God gives him rest and the presence of an angel to watch over him. There are no
demands, no tricky questions, no expectations, just acceptance that this is how
it is at the moment. God is just kind to him, in very basic, practical ways. If
you’ve ever been in the sort of state Elijah’s in here, you’ll probably know
how important kindness is– the meal someone brings round, the text or email
asking how you are, the offer of help which enables you to rest, to sleep, to
take time out simply to breathe for a while. The angel who comes to Elijah
doesn’t offer a magic wand. He doesn’t offer to go and destroy Jezebel. He just
brings the kindness of God into the situation and that changes everything.
We should never underestimate
the importance of kindness.
It can literally be a
life-saver, because kindness says “you matter to me” and if we know we
matter to someone, and especially to God, we’re encouraged to believe we might
matter to ourselves too.
It’s not just the cake, the
water and the sleep that give Elijah hope, of course. It’s also the message the
angel gives him the second time he comes to him. “Get up and eat, otherwise
the journey will be too much for you.”
What journey is this?
As far as Elijah was
concerned his journey was over. His life was over, dragging to a sorry close
out here in the desert. But God tells him that there is a new journey ahead of
him, another chapter to his story, purpose for his life.
We looked at this episode a
few weeks ago in our Good Book Club Bible study, and we found ourselves
wondering what the cake and the water might have been for us as we have slogged
on through this pandemic, how we have found the rest we needed, who the angels
were for us.

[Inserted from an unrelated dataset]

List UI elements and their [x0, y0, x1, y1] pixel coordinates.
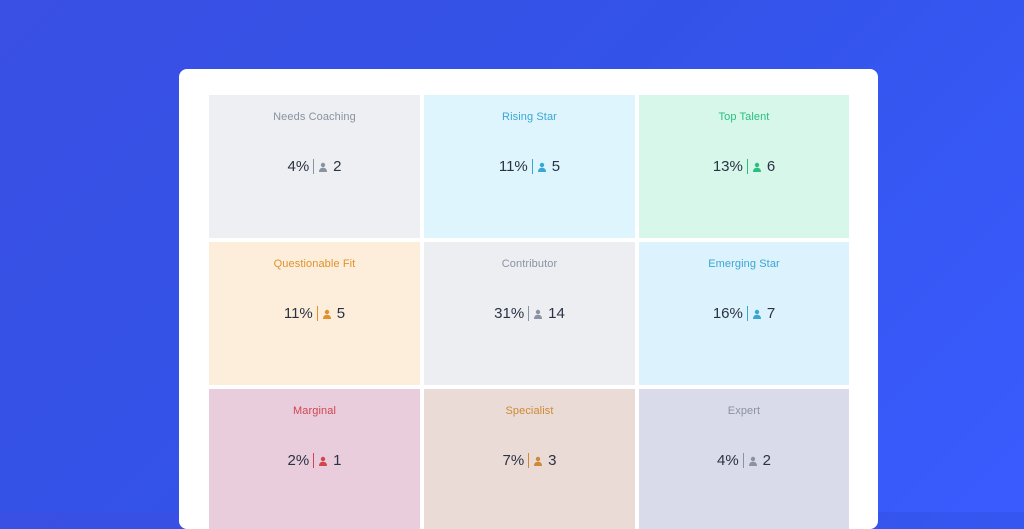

It was important, we decided, to notice these things, because just
like Elijah, our journey isn’t over yet, and we need to have our eyes open to
the food God sends to strengthen us.
The people who encountered
Jesus during his ministry were reminded often of stories like this one of
Elijah, stories of God’s provision for people when all seemed lost. They saw
the same loving care in him, and sometimes the same miraculous gift of food and
drink. Today’s Gospel passage follows on from the miracle of the feeding of the
5000. Many of those who ate the bread and fishes Jesus gave them probably
didn’t realise where all that food had unexpectedly come from; they just
rejoiced that they were full up for once. But some, says Jesus, realised that he
wasn’t just offering bread for a day, but living bread that could feed them for
eternity, his own life, his own self. Their eyes had been opened by this
miracle to the presence of God, his grace - unmerited, unearned love – which
would take them through whatever life threw at them, whether it was triumph or
disaster.
The same offer is open to us
as God comes to us, day by day, in his word, in prayer, in the loving kindness
we receive from others, and give to them too. If we have eyes to see him, we
can discover his goodness, nourishing us and giving us hope that will sustain
us eternally, with plenty to share with others too.